On the stitching of analytical and numerical solutions of the problem on a virtual boundary with the dominance of flow geometry in a bounded domain

We are studying the following inverse PDE problem: to find geometric parameter of the domain of the time-dependent problem that match numerical one. Important feature is that discretization box of the interest contains source (fractures) generating transport in the porous media. From industrial point of view, we are building a machinery of the sewing the simulated pressure in the reservoir with analytical one. The goal is to obtain the value of the pressure function on the fracture (or near fracture) depending on the distance between multiple fractures (cf. [14]). For that, we generalize Einstein's probabilistic method (see [5]) for the Brownian motion to study the fluids transport in porous media. We generalize Einstein's paradigm to relate the average changes in the fluid density with the velocity of fluid and derive an anisotropic diffusion equation in nondivergence form that contains a convection term.
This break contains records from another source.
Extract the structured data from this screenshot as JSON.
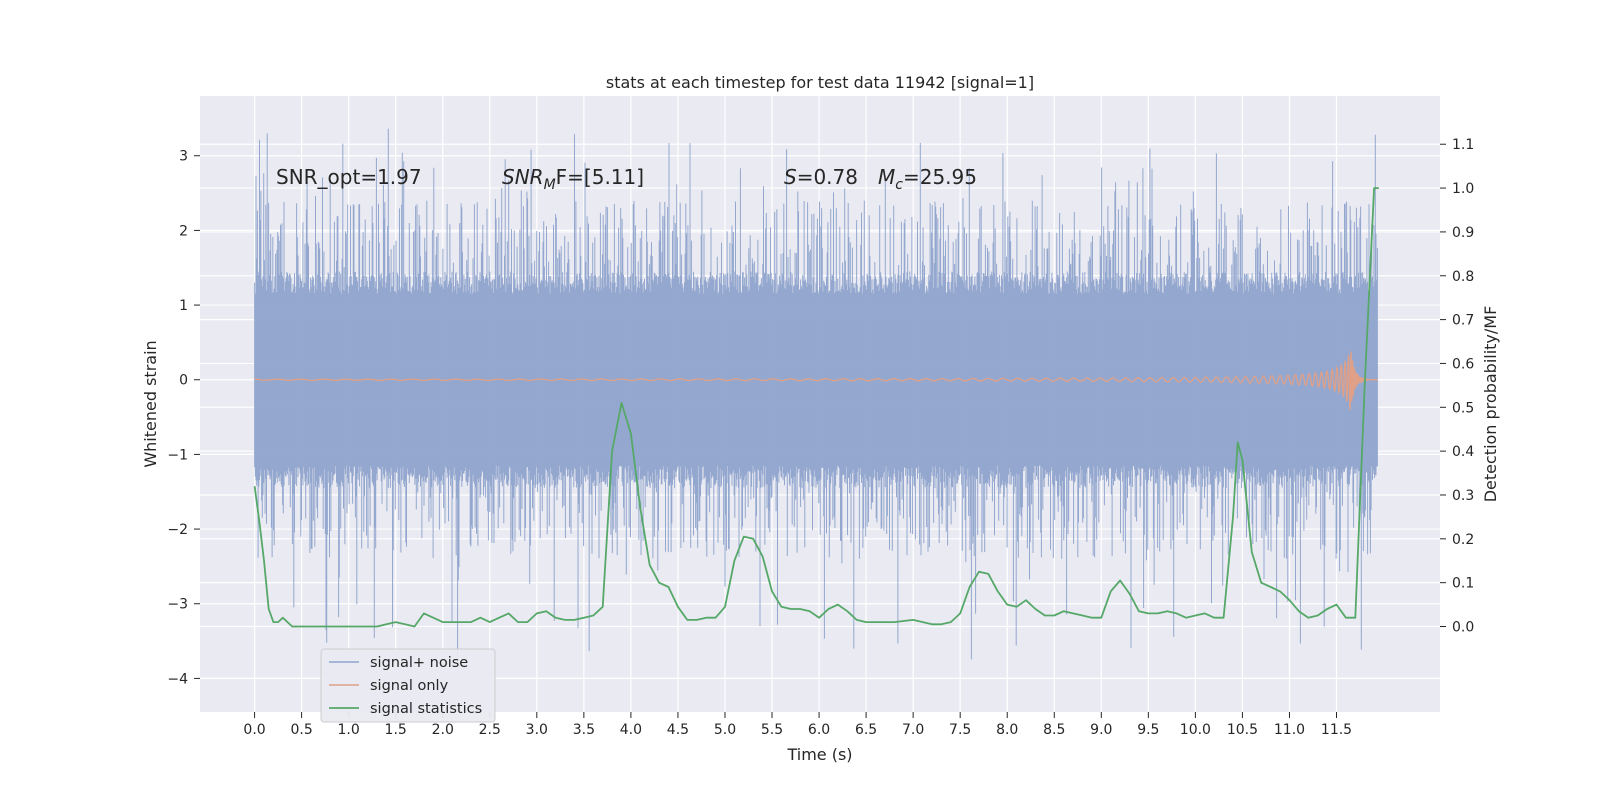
{
  "chart_data": {
    "type": "line",
    "title": "stats at each timestep for test data 11942 [signal=1]",
    "xlabel": "Time (s)",
    "ylabel_left": "Whitened strain",
    "ylabel_right": "Detection probability/MF",
    "xlim": [
      -0.58,
      12.6
    ],
    "ylim_left": [
      -4.45,
      3.8
    ],
    "ylim_right": [
      -0.195,
      1.21
    ],
    "x_ticks": [
      0.0,
      0.5,
      1.0,
      1.5,
      2.0,
      2.5,
      3.0,
      3.5,
      4.0,
      4.5,
      5.0,
      5.5,
      6.0,
      6.5,
      7.0,
      7.5,
      8.0,
      8.5,
      9.0,
      9.5,
      10.0,
      10.5,
      11.0,
      11.5
    ],
    "x_tick_labels": [
      "0.0",
      "0.5",
      "1.0",
      "1.5",
      "2.0",
      "2.5",
      "3.0",
      "3.5",
      "4.0",
      "4.5",
      "5.0",
      "5.5",
      "6.0",
      "6.5",
      "7.0",
      "7.5",
      "8.0",
      "8.5",
      "9.0",
      "9.5",
      "10.0",
      "10.5",
      "11.0",
      "11.5"
    ],
    "y_left_ticks": [
      3,
      2,
      1,
      0,
      -1,
      -2,
      -3,
      -4
    ],
    "y_left_tick_labels": [
      "3",
      "2",
      "1",
      "0",
      "−1",
      "−2",
      "−3",
      "−4"
    ],
    "y_right_ticks": [
      1.1,
      1.0,
      0.9,
      0.8,
      0.7,
      0.6,
      0.5,
      0.4,
      0.3,
      0.2,
      0.1,
      0.0
    ],
    "y_right_tick_labels": [
      "1.1",
      "1.0",
      "0.9",
      "0.8",
      "0.7",
      "0.6",
      "0.5",
      "0.4",
      "0.3",
      "0.2",
      "0.1",
      "0.0"
    ],
    "grid": true,
    "legend_position": "lower-left",
    "annotations": {
      "snr_opt": "SNR_opt=1.97",
      "snr_mf_main": "SNR",
      "snr_mf_sub": "M",
      "snr_mf_rest": "F=[5.11]",
      "s_main": "S",
      "s_rest": "=0.78",
      "mc_main": "M",
      "mc_sub": "c",
      "mc_rest": "=25.95"
    },
    "series": [
      {
        "name": "signal+ noise",
        "axis": "left",
        "color": "#8fa4cc",
        "style": "dense noise, envelope approx ±1.4 with peaks to about ±3.4",
        "x_range": [
          0.0,
          11.94
        ],
        "min_value": -3.9,
        "max_value": 3.4
      },
      {
        "name": "signal only",
        "axis": "left",
        "color": "#e0a088",
        "style": "chirp growing near merger",
        "x_range": [
          0.0,
          11.94
        ],
        "merger_time": 11.65,
        "peak_amplitude": 0.45
      },
      {
        "name": "signal statistics",
        "axis": "right",
        "color": "#55a868",
        "x": [
          0.0,
          0.05,
          0.1,
          0.15,
          0.2,
          0.25,
          0.3,
          0.35,
          0.4,
          0.5,
          0.6,
          0.7,
          0.8,
          0.9,
          1.0,
          1.1,
          1.2,
          1.3,
          1.4,
          1.5,
          1.6,
          1.7,
          1.8,
          1.9,
          2.0,
          2.1,
          2.2,
          2.3,
          2.4,
          2.5,
          2.6,
          2.7,
          2.8,
          2.9,
          3.0,
          3.1,
          3.2,
          3.3,
          3.4,
          3.5,
          3.6,
          3.7,
          3.8,
          3.9,
          4.0,
          4.1,
          4.2,
          4.3,
          4.4,
          4.5,
          4.6,
          4.7,
          4.8,
          4.9,
          5.0,
          5.1,
          5.2,
          5.3,
          5.4,
          5.5,
          5.6,
          5.7,
          5.8,
          5.9,
          6.0,
          6.1,
          6.2,
          6.3,
          6.4,
          6.5,
          6.6,
          6.8,
          7.0,
          7.2,
          7.3,
          7.4,
          7.5,
          7.6,
          7.7,
          7.8,
          7.9,
          8.0,
          8.1,
          8.2,
          8.3,
          8.4,
          8.5,
          8.6,
          8.7,
          8.8,
          8.9,
          9.0,
          9.1,
          9.2,
          9.3,
          9.4,
          9.5,
          9.6,
          9.7,
          9.8,
          9.9,
          10.0,
          10.1,
          10.2,
          10.3,
          10.4,
          10.45,
          10.5,
          10.6,
          10.7,
          10.8,
          10.9,
          11.0,
          11.1,
          11.2,
          11.3,
          11.4,
          11.5,
          11.6,
          11.7,
          11.8,
          11.9,
          11.95
        ],
        "values": [
          0.32,
          0.24,
          0.15,
          0.04,
          0.01,
          0.01,
          0.02,
          0.01,
          0.0,
          0.0,
          0.0,
          0.0,
          0.0,
          0.0,
          0.0,
          0.0,
          0.0,
          0.0,
          0.005,
          0.01,
          0.005,
          0.0,
          0.03,
          0.02,
          0.01,
          0.01,
          0.01,
          0.01,
          0.02,
          0.01,
          0.02,
          0.03,
          0.01,
          0.01,
          0.03,
          0.035,
          0.02,
          0.015,
          0.015,
          0.02,
          0.025,
          0.045,
          0.4,
          0.51,
          0.44,
          0.27,
          0.14,
          0.1,
          0.09,
          0.045,
          0.015,
          0.015,
          0.02,
          0.02,
          0.045,
          0.15,
          0.205,
          0.2,
          0.16,
          0.08,
          0.045,
          0.04,
          0.04,
          0.035,
          0.02,
          0.04,
          0.05,
          0.035,
          0.015,
          0.01,
          0.01,
          0.01,
          0.015,
          0.005,
          0.005,
          0.01,
          0.03,
          0.09,
          0.125,
          0.12,
          0.08,
          0.05,
          0.045,
          0.06,
          0.04,
          0.025,
          0.025,
          0.035,
          0.03,
          0.025,
          0.02,
          0.02,
          0.08,
          0.105,
          0.075,
          0.035,
          0.03,
          0.03,
          0.035,
          0.03,
          0.02,
          0.025,
          0.03,
          0.02,
          0.02,
          0.25,
          0.42,
          0.38,
          0.17,
          0.1,
          0.09,
          0.08,
          0.06,
          0.035,
          0.02,
          0.025,
          0.04,
          0.05,
          0.02,
          0.02,
          0.55,
          1.0,
          1.0
        ]
      }
    ]
  }
}
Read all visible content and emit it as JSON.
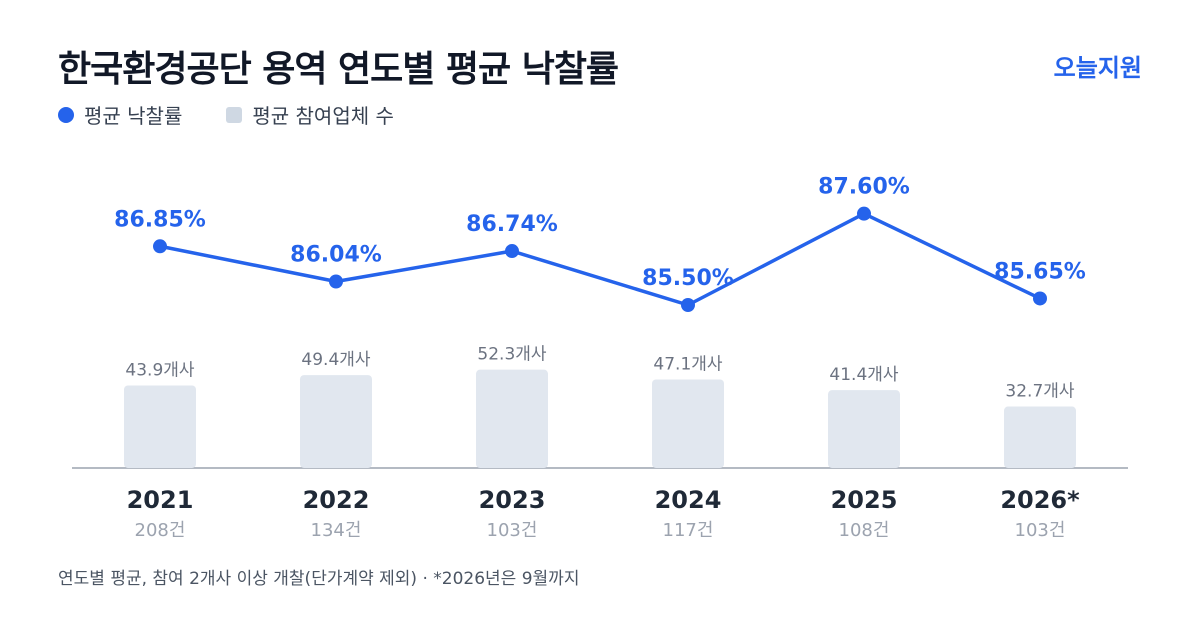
{
  "header": {
    "title": "한국환경공단 용역 연도별 평균 낙찰률",
    "brand": "오늘지원"
  },
  "legend": {
    "rate_label": "평균 낙찰률",
    "bidders_label": "평균 참여업체 수"
  },
  "colors": {
    "line": "#2563eb",
    "bar": "#e1e7ef",
    "axis": "#9ca3af"
  },
  "chart_data": {
    "type": "bar+line",
    "categories": [
      "2021",
      "2022",
      "2023",
      "2024",
      "2025",
      "2026*"
    ],
    "counts": [
      "208건",
      "134건",
      "103건",
      "117건",
      "108건",
      "103건"
    ],
    "series": [
      {
        "name": "평균 낙찰률",
        "type": "line",
        "values": [
          86.85,
          86.04,
          86.74,
          85.5,
          87.6,
          85.65
        ],
        "labels": [
          "86.85%",
          "86.04%",
          "86.74%",
          "85.50%",
          "87.60%",
          "85.65%"
        ]
      },
      {
        "name": "평균 참여업체 수",
        "type": "bar",
        "values": [
          43.9,
          49.4,
          52.3,
          47.1,
          41.4,
          32.7
        ],
        "labels": [
          "43.9개사",
          "49.4개사",
          "52.3개사",
          "47.1개사",
          "41.4개사",
          "32.7개사"
        ]
      }
    ],
    "legend_position": "top-left"
  },
  "footnote": "연도별 평균, 참여 2개사 이상 개찰(단가계약 제외) · *2026년은 9월까지"
}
This is then combined with the Darcy and the constitutive laws for compressible fluid flows to yield a nonlinear partial differential equations for the density function. Bernstein's transformation is used to reduce the original nonlinear problem to the linear one. The method which we employ allow us to use a steady state analytical solution to interpret the result of numerical time-dependent pressure function on the fracture which takes into account 1-D geometry of the flow towards “long” fracture.